Qui ne reconnaît pas cette nécessité historique est logiquement contraint de nier qu’en général, après une philosophie totale quelle qu’elle soit, des hommes puissent encore vivre, ou alors il doit tenir la dialectique de la mesure comme telle pour la plus haute catégorie de l’esprit qui se sait, et affirmer avec quelques-uns de nos hégéliens qui comprennent mal Hegel que la médiocrité est le phénomène normal de l’esprit absolu. Mais une médiocrité qui se donne pour le phénomène régulier de l’absolu est elle-même tombée dans l’absence de mesure, en l’espèce la démesure dans la prétention. Sans cette nécessité, on ne saurait concevoir la venue au jour, après Aristote, d’un Zenon, d’un Epicure, voire d’un Sextus Empiricus, et après Hegel celle des pauvres tentatives, pour la plupart sans fondement, des philosophes récents.

Les êtres de demi-mesure ont, à de telles époques, le point de vue inverse des capitaines tout d’une pièce.
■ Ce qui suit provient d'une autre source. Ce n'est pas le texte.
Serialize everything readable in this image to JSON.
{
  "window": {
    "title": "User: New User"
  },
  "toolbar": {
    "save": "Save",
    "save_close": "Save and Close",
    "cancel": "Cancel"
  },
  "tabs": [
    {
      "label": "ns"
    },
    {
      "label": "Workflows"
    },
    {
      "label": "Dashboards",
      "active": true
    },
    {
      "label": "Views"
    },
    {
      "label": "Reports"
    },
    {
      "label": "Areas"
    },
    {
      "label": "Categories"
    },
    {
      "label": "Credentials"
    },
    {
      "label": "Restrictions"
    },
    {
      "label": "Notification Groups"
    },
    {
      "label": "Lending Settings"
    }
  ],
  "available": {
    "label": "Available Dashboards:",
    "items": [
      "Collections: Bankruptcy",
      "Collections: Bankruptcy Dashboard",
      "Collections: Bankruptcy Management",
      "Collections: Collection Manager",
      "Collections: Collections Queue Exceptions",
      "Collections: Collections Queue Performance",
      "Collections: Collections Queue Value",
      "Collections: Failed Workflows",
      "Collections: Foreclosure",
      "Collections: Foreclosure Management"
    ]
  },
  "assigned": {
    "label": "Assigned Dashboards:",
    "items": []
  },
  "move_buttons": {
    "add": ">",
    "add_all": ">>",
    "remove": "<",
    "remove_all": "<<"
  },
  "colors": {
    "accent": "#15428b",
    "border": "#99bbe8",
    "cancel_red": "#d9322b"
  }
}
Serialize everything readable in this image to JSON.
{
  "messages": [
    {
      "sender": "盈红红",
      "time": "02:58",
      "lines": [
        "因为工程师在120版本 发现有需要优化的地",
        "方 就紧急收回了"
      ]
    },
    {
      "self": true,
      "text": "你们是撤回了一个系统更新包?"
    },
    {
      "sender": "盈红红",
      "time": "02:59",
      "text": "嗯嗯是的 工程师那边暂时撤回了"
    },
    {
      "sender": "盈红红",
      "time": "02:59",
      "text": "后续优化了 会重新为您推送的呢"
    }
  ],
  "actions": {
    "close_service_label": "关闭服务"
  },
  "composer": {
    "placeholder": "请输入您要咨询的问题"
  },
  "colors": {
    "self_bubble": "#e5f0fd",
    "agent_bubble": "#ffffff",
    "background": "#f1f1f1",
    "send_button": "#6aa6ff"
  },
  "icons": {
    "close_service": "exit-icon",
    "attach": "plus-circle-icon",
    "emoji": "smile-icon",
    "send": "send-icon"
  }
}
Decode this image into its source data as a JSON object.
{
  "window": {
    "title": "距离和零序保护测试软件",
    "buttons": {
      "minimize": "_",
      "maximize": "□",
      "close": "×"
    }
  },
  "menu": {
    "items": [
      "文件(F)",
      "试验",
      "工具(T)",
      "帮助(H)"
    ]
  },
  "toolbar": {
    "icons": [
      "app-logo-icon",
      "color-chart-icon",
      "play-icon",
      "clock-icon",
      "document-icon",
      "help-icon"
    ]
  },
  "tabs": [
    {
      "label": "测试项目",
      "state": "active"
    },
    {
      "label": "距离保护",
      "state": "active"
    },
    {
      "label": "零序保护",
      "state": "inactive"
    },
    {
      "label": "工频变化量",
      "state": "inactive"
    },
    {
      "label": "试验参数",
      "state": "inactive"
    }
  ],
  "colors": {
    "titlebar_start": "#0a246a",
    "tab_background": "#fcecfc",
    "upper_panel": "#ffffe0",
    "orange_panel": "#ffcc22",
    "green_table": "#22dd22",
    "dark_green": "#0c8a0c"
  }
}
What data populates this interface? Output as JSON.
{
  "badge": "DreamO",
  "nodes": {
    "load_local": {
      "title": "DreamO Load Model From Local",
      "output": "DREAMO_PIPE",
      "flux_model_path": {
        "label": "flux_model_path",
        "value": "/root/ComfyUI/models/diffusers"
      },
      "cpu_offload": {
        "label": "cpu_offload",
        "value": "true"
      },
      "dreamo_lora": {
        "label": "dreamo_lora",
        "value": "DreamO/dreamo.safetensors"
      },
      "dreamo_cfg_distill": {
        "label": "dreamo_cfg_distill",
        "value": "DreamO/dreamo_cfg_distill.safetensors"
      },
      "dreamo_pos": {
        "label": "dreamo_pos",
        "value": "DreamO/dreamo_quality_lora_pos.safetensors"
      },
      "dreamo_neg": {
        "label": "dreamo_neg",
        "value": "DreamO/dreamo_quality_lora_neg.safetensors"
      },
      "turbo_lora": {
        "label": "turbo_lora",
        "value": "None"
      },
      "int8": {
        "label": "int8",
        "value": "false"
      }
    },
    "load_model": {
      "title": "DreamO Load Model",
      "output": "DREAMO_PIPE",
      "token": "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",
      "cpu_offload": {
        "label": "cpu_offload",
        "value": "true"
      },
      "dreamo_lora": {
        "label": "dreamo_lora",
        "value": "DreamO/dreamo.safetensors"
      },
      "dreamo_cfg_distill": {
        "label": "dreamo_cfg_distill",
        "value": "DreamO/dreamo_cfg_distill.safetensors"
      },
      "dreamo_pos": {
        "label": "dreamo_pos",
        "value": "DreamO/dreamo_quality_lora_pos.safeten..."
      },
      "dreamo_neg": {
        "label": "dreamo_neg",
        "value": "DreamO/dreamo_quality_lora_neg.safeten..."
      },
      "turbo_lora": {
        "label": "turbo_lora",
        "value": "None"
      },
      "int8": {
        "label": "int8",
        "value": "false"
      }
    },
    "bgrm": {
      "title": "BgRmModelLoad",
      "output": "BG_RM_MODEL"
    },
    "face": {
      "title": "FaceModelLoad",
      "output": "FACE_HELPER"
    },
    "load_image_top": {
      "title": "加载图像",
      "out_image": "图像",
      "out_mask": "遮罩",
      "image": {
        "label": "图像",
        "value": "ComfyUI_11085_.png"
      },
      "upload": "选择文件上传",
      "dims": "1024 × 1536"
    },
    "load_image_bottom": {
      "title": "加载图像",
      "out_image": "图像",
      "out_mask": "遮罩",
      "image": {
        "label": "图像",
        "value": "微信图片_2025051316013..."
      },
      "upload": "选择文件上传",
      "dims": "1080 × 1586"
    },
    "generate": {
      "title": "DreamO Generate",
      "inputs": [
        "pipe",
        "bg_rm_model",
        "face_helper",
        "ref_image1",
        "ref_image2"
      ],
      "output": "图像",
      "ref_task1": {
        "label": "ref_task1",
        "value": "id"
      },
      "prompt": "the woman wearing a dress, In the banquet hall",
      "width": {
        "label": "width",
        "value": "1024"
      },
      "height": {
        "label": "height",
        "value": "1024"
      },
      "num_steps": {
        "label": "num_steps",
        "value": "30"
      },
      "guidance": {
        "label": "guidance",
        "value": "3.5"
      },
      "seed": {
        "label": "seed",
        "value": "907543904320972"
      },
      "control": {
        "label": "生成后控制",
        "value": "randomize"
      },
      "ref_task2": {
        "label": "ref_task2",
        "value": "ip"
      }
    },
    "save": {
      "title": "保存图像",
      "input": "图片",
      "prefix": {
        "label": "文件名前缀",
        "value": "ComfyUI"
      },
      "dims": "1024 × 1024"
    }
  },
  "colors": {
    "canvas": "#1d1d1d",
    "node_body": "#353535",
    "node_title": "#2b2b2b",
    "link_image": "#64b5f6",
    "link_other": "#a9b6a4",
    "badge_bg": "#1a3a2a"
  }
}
Ils croient pouvoir réparer le dommage en diminuant les forces, en les éparpillant, en signant un traité de paix avec les nécessités réelles, tandis que Thémistocle, quand Athènes fut menacée d’être dévastée, poussa les Athéniens à l’abandonner tout à fait, et à fonder sur mer, sur un autre élément, une nouvelle Athènes.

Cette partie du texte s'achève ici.